The four-author panel also discussed the concept of reconciliation and how it factored into their novels. Vermette said, for her, reconciliation wasn’t something she thought about much while writing.

“There’s nothing to get over, nothing has ended … families are still being ripped apart,” she said. “My obligation was to these women that I made up in my head.”

However, for settler author Jennifer Manuel, reconciliation was on her mind. Manuel’s novel The Heaviness of Things That Float tells the story of a non-Indigenous woman coming to work in an Indigenous community and explores the complex dynamic.

The story is inspired by Manuel’s experiences working as a teacher in a remote Nuu-chah-nulth nation and questioning her place within the small community.

“There were comments made about [my book] in regards to reconciliation,” she said but added she feels uncomfortable promoting it that way, she also added that she was also worried about this issue before even realizing how to publish a book because she knew due to the topic, whether looking for the beauty in it or not, could be harder to find publishing companies or agents that would run alongside publishing the content.

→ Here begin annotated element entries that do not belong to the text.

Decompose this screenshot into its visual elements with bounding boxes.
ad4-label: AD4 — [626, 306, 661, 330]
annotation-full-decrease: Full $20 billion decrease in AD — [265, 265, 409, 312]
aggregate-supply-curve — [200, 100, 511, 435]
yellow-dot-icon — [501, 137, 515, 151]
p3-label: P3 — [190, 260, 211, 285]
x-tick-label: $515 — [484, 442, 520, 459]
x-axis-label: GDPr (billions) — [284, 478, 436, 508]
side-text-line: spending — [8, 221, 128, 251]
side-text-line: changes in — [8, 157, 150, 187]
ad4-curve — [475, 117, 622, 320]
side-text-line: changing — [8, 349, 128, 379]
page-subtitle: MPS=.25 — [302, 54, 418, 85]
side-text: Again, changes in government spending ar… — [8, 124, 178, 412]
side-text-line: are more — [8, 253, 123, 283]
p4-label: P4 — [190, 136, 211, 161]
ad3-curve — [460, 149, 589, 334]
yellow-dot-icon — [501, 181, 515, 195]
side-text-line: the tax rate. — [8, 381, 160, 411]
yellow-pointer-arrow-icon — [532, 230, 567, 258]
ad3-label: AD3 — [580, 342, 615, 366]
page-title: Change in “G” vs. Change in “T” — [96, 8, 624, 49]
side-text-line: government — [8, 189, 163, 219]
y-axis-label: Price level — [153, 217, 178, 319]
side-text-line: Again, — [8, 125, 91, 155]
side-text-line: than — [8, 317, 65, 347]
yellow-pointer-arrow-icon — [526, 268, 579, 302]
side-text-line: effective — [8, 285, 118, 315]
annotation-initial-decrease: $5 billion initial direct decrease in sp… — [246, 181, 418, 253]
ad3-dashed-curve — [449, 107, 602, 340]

“When it was published, I actually felt really uneasy about the business of promoting it and going out and saying: ‘read my book.'”

Two other authors spoke on the panel. Joan Crate wrote Black Apple that tells the story of a young Indigenous girl growing up in the residential school system. Gail Anderson-Dargatz’s novel The Spawning Grounds is a family story that joins First Nations and settler cultures in a story set in BC’s Thompson-Shuswap region.

Kathryn Gretsinger, who moderated the panel, said that the four novels in discussion are unique, but the stories intersect in many ways.

“They’re so powerful and there’s characters in here who I know I’m going to carry with me for the rest of my life,” she concluded.